Seagate's new 3.5-in. desktop SSHD
Seagate's first desktop hybrid drives will come in 1TB and 2TB capacities and will use a 7200rpm spindle speed. Other than size, everything else about the Desktop SSHD line is the same as Seagate's notebook SSHDs.
"What we're trying to do here is simplify the number of platforms we have to engineer and support," Burks said.
As with the 2.5-in laptop drives, the new Desktop SSHD line will use Seagate's Adaptive Memory software to identify and store only the most critical data a system needs to go fast. The Desktop SSHD serves up high performance without a high price tag.
Seagate's 2.5-in. laptops will mainly be sold to system manufacturers, with some sales coming from channel distributors. In contrast, the 3.5-in. Desktop SSHDs will be sold exclusively through channel distribution partners, Burks said.

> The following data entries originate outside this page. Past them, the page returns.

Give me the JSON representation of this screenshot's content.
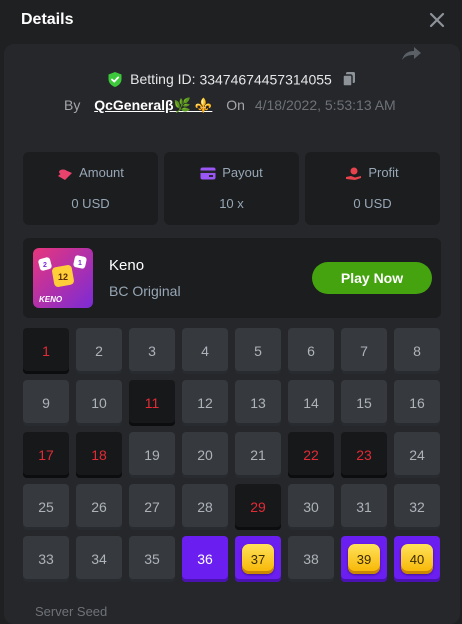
{
  "header": {
    "title": "Details"
  },
  "bet": {
    "id_label": "Betting ID:",
    "id_value": "33474674457314055",
    "by_label": "By",
    "username": "QcGeneralβ🌿 ⚜️",
    "on_label": "On",
    "date": "4/18/2022, 5:53:13 AM"
  },
  "stats": [
    {
      "label": "Amount",
      "value": "0 USD",
      "icon": "coins-icon",
      "color": "#e8436d"
    },
    {
      "label": "Payout",
      "value": "10 x",
      "icon": "card-icon",
      "color": "#9b57f5"
    },
    {
      "label": "Profit",
      "value": "0 USD",
      "icon": "hand-coin-icon",
      "color": "#e8434d"
    }
  ],
  "game": {
    "name": "Keno",
    "provider": "BC Original",
    "play_label": "Play Now",
    "thumb_text": "KENO",
    "thumb_numbers": [
      "12",
      "2",
      "1"
    ]
  },
  "board": {
    "numbers": [
      "1",
      "2",
      "3",
      "4",
      "5",
      "6",
      "7",
      "8",
      "9",
      "10",
      "11",
      "12",
      "13",
      "14",
      "15",
      "16",
      "17",
      "18",
      "19",
      "20",
      "21",
      "22",
      "23",
      "24",
      "25",
      "26",
      "27",
      "28",
      "29",
      "30",
      "31",
      "32",
      "33",
      "34",
      "35",
      "36",
      "37",
      "38",
      "39",
      "40"
    ],
    "drawn_only": [
      "1",
      "11",
      "17",
      "18",
      "22",
      "23",
      "29"
    ],
    "picked_only": [
      "36"
    ],
    "matched": [
      "37",
      "39",
      "40"
    ]
  },
  "footer": {
    "label": "Server Seed"
  },
  "colors": {
    "accent": "#6a1eef",
    "play": "#44a30f",
    "hit_text": "#e22b35",
    "gold": "#f7b400"
  }
}
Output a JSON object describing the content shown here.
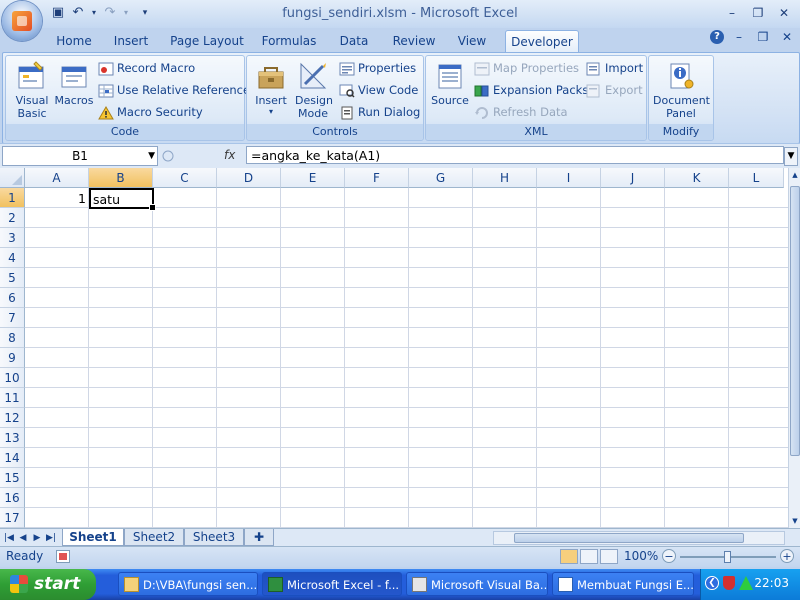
{
  "window": {
    "title": "fungsi_sendiri.xlsm - Microsoft Excel",
    "minimize": "–",
    "restore": "❐",
    "close": "✕"
  },
  "mdi": {
    "help": "?",
    "minimize": "–",
    "restore": "❐",
    "close": "✕"
  },
  "ribbon_tabs": [
    "Home",
    "Insert",
    "Page Layout",
    "Formulas",
    "Data",
    "Review",
    "View",
    "Developer"
  ],
  "groups": {
    "code": {
      "label": "Code",
      "visual_basic": "Visual Basic",
      "macros": "Macros",
      "record_macro": "Record Macro",
      "relative_refs": "Use Relative References",
      "macro_security": "Macro Security"
    },
    "controls": {
      "label": "Controls",
      "insert": "Insert",
      "design_mode": "Design Mode",
      "properties": "Properties",
      "view_code": "View Code",
      "run_dialog": "Run Dialog"
    },
    "xml": {
      "label": "XML",
      "source": "Source",
      "map_properties": "Map Properties",
      "expansion_packs": "Expansion Packs",
      "refresh_data": "Refresh Data",
      "import": "Import",
      "export": "Export"
    },
    "modify": {
      "label": "Modify",
      "document_panel": "Document Panel"
    }
  },
  "formula_bar": {
    "name_box": "B1",
    "fx": "fx",
    "formula": "=angka_ke_kata(A1)"
  },
  "columns": [
    "A",
    "B",
    "C",
    "D",
    "E",
    "F",
    "G",
    "H",
    "I",
    "J",
    "K",
    "L"
  ],
  "rows": [
    "1",
    "2",
    "3",
    "4",
    "5",
    "6",
    "7",
    "8",
    "9",
    "10",
    "11",
    "12",
    "13",
    "14",
    "15",
    "16",
    "17"
  ],
  "cells": {
    "A1": "1",
    "B1": "satu"
  },
  "sheets": [
    "Sheet1",
    "Sheet2",
    "Sheet3"
  ],
  "status": {
    "ready": "Ready",
    "zoom": "100%"
  },
  "taskbar": {
    "start": "start",
    "tasks": [
      "D:\\VBA\\fungsi sen...",
      "Microsoft Excel - f...",
      "Microsoft Visual Ba...",
      "Membuat Fungsi E..."
    ],
    "clock": "22:03"
  }
}
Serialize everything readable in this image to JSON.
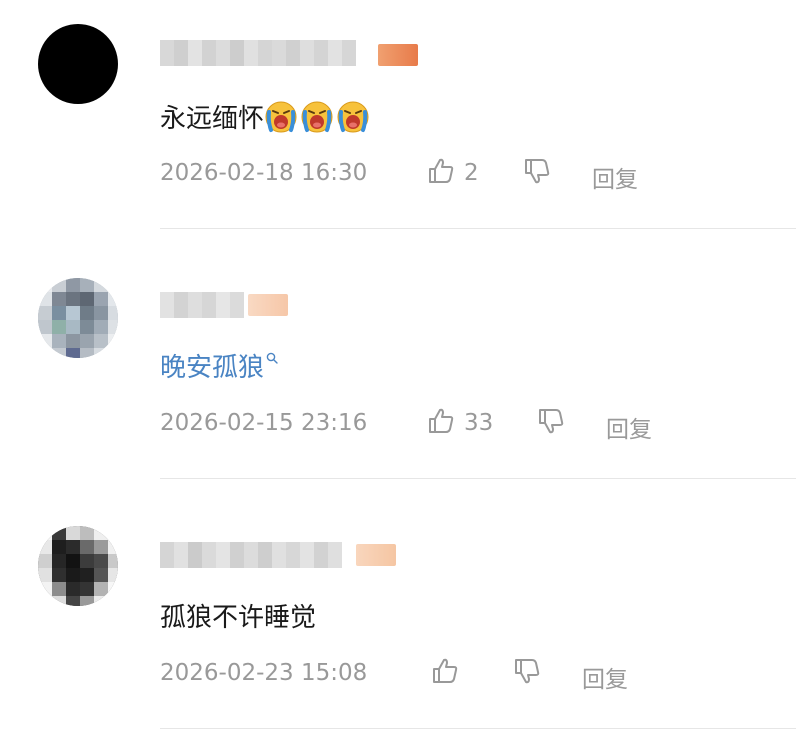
{
  "comments": [
    {
      "text": "永远缅怀",
      "emoji": "crying-face-icon",
      "emoji_count": 3,
      "timestamp": "2026-02-18 16:30",
      "likes": "2",
      "reply_label": "回复"
    },
    {
      "text": "晚安孤狼",
      "timestamp": "2026-02-15 23:16",
      "likes": "33",
      "reply_label": "回复"
    },
    {
      "text": "孤狼不许睡觉",
      "timestamp": "2026-02-23 15:08",
      "likes": "",
      "reply_label": "回复"
    }
  ],
  "colors": {
    "text": "#1a1a1a",
    "link": "#4a84c3",
    "meta": "#999999",
    "divider": "#e6e6e6"
  }
}
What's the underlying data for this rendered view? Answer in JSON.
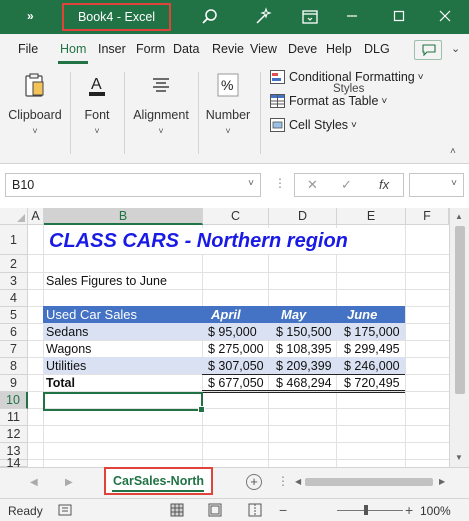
{
  "window": {
    "title": "Book4  -  Excel",
    "quick_access": "»",
    "brand_color": "#217346",
    "highlight_color": "#e0433a"
  },
  "tabs": [
    {
      "label": "File"
    },
    {
      "label": "Hom",
      "active": true
    },
    {
      "label": "Inser"
    },
    {
      "label": "Form"
    },
    {
      "label": "Data"
    },
    {
      "label": "Revie"
    },
    {
      "label": "View"
    },
    {
      "label": "Deve"
    },
    {
      "label": "Help"
    },
    {
      "label": "DLG"
    }
  ],
  "ribbon": {
    "groups": [
      {
        "label": "Clipboard",
        "icon": "clipboard-icon"
      },
      {
        "label": "Font",
        "icon": "font-color-icon"
      },
      {
        "label": "Alignment",
        "icon": "align-icon"
      },
      {
        "label": "Number",
        "icon": "percent-icon"
      }
    ],
    "styles": {
      "items": [
        {
          "label": "Conditional Formatting",
          "chevron": "˅"
        },
        {
          "label": "Format as Table",
          "chevron": "˅"
        },
        {
          "label": "Cell Styles",
          "chevron": "˅"
        }
      ],
      "group_label": "Styles"
    }
  },
  "formula_bar": {
    "name_box": "B10",
    "cancel_symbol": "✕",
    "enter_symbol": "✓",
    "fx_symbol": "fx",
    "formula": ""
  },
  "grid": {
    "columns": [
      "A",
      "B",
      "C",
      "D",
      "E",
      "F"
    ],
    "selected_column": "B",
    "rows": [
      "1",
      "2",
      "3",
      "4",
      "5",
      "6",
      "7",
      "8",
      "9",
      "10",
      "11",
      "12",
      "13",
      "14"
    ],
    "selected_row": "10",
    "title": "CLASS CARS - Northern region",
    "subtitle": "Sales Figures to June",
    "table": {
      "header": {
        "label": "Used Car Sales",
        "months": [
          "April",
          "May",
          "June"
        ]
      },
      "rows": [
        {
          "label": "Sedans",
          "values": [
            "$   95,000",
            "$ 150,500",
            "$ 175,000"
          ]
        },
        {
          "label": "Wagons",
          "values": [
            "$ 275,000",
            "$ 108,395",
            "$ 299,495"
          ]
        },
        {
          "label": "Utilities",
          "values": [
            "$ 307,050",
            "$ 209,399",
            "$ 246,000"
          ]
        }
      ],
      "total": {
        "label": "Total",
        "values": [
          "$ 677,050",
          "$ 468,294",
          "$ 720,495"
        ]
      },
      "header_color": "#4472c4",
      "band_color": "#d9e1f2",
      "title_color": "#1a1ae6"
    }
  },
  "sheets": {
    "active": "CarSales-North",
    "add_symbol": "+",
    "more_symbol": "⋮"
  },
  "status": {
    "ready": "Ready",
    "zoom": "100%",
    "zoom_level": 1.0
  }
}
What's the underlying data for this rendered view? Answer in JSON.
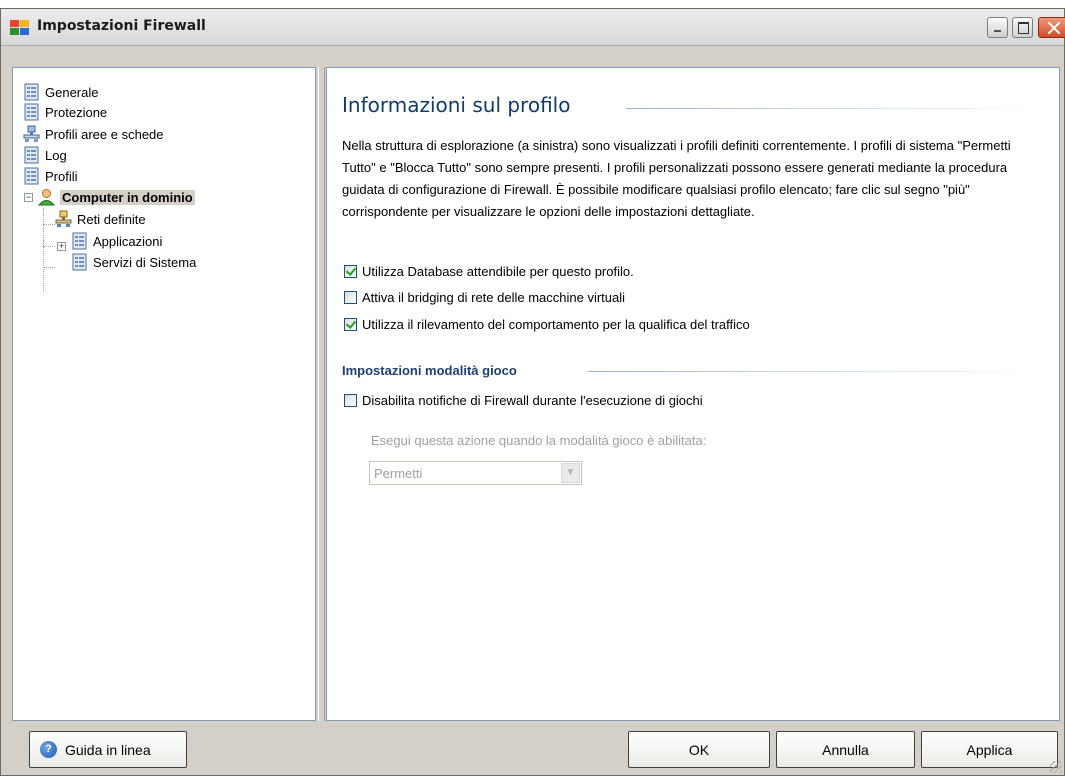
{
  "window": {
    "title": "Impostazioni Firewall"
  },
  "tree": {
    "items": [
      {
        "label": "Generale"
      },
      {
        "label": "Protezione"
      },
      {
        "label": "Profili aree e schede"
      },
      {
        "label": "Log"
      },
      {
        "label": "Profili"
      },
      {
        "label": "Computer in dominio"
      },
      {
        "label": "Reti definite"
      },
      {
        "label": "Applicazioni"
      },
      {
        "label": "Servizi di Sistema"
      }
    ]
  },
  "content": {
    "title": "Informazioni sul profilo",
    "description": "Nella struttura di esplorazione (a sinistra) sono visualizzati i profili definiti correntemente. I profili di sistema \"Permetti Tutto\" e \"Blocca Tutto\" sono sempre presenti. I profili personalizzati possono essere generati mediante la procedura guidata di configurazione di Firewall. È possibile modificare qualsiasi profilo elencato; fare clic sul segno \"più\" corrispondente per visualizzare le opzioni delle impostazioni dettagliate.",
    "checkboxes": [
      {
        "label": "Utilizza Database attendibile per questo profilo.",
        "checked": true
      },
      {
        "label": "Attiva il bridging di rete delle macchine virtuali",
        "checked": false
      },
      {
        "label": "Utilizza il rilevamento del comportamento per la qualifica del traffico",
        "checked": true
      }
    ],
    "game_section": {
      "title": "Impostazioni modalità gioco",
      "checkbox_label": "Disabilita notifiche di Firewall durante l'esecuzione di giochi",
      "checkbox_checked": false,
      "action_label": "Esegui questa azione quando la modalità gioco è abilitata:",
      "action_value": "Permetti"
    }
  },
  "buttons": {
    "help": "Guida in linea",
    "ok": "OK",
    "cancel": "Annulla",
    "apply": "Applica"
  }
}
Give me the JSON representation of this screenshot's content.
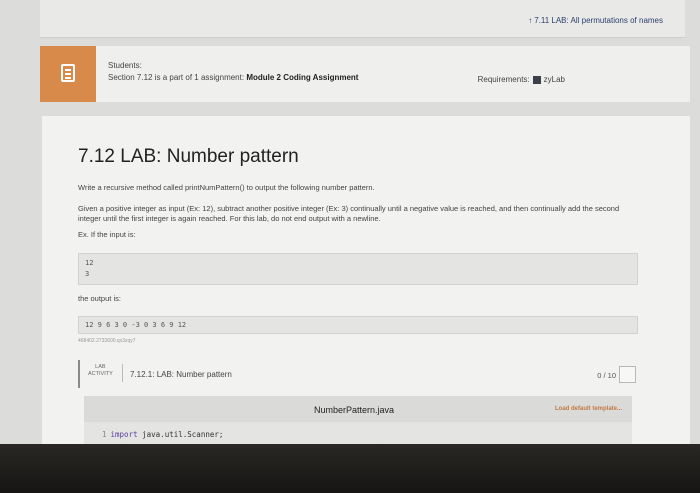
{
  "top_link": "7.11 LAB: All permutations of names",
  "banner": {
    "icon": "book-icon",
    "title": "Students:",
    "text_prefix": "Section 7.12 is a part of 1 assignment:",
    "text_bold": "Module 2 Coding Assignment",
    "requirements_label": "Requirements:",
    "requirements_value": "zyLab"
  },
  "lab": {
    "title": "7.12 LAB: Number pattern",
    "p1": "Write a recursive method called printNumPattern() to output the following number pattern.",
    "p2": "Given a positive integer as input (Ex: 12), subtract another positive integer (Ex: 3) continually until a negative value is reached, and then continually add the second integer until the first integer is again reached. For this lab, do not end output with a newline.",
    "p3": "Ex. If the input is:",
    "input_lines": [
      "12",
      "3"
    ],
    "output_label": "the output is:",
    "output_text": "12 9 6 3 0 -3 0 3 6 9 12",
    "faint_text": "468402.2733600.qx3zqy7",
    "activity_tag_1": "LAB",
    "activity_tag_2": "ACTIVITY",
    "activity_name": "7.12.1: LAB: Number pattern",
    "score": "0 / 10",
    "file_name": "NumberPattern.java",
    "load_template": "Load default template...",
    "code_line_num": "1",
    "code_kw": "import",
    "code_rest": "java.util.Scanner;"
  }
}
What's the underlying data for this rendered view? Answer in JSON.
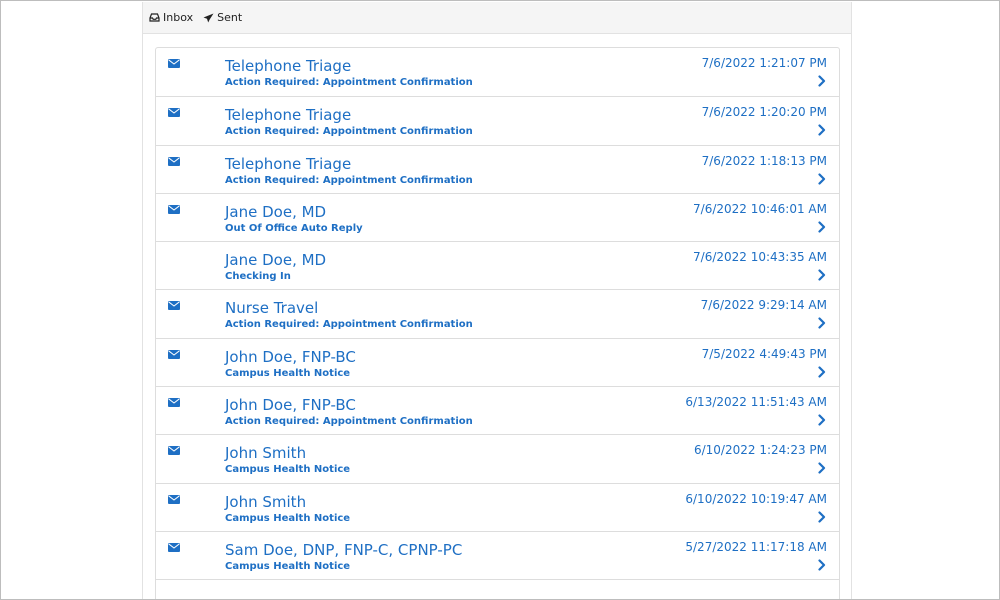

Desktop system manufacturers like to see a new technology proved out in the market before incorporating the technology into their computers, an issue that affected Segate's first and second-generation hybrid drives, Burks said.
"We expect a similar reaction with our desktop hybrid drives, and because we'll be the only ones with them for at least a year, we believe the channel is probably the best venue for them, and a lot of healthy business exists in channel for desktops," Burks said.
"Our customers want the highest storage capacity with the ability to access their data easily and quickly," Fredrik Hamberger, vice president of Hewlett-Packard's consumer PC business, said in a statement. "Integrating Seagate's SSHD solution into our rapidly growing portfolio of industry-leading PCs will offer our customers a superior experience while running multiple applications."
Without releasing pricing, Burks said the SSHDs would carry a $15 to $20 price premium over standard hard drives of similar capacity. For some idea of pricing, Seagate's second generation Momentus XT hybrid drive with 750GB of capacity retailed for $245.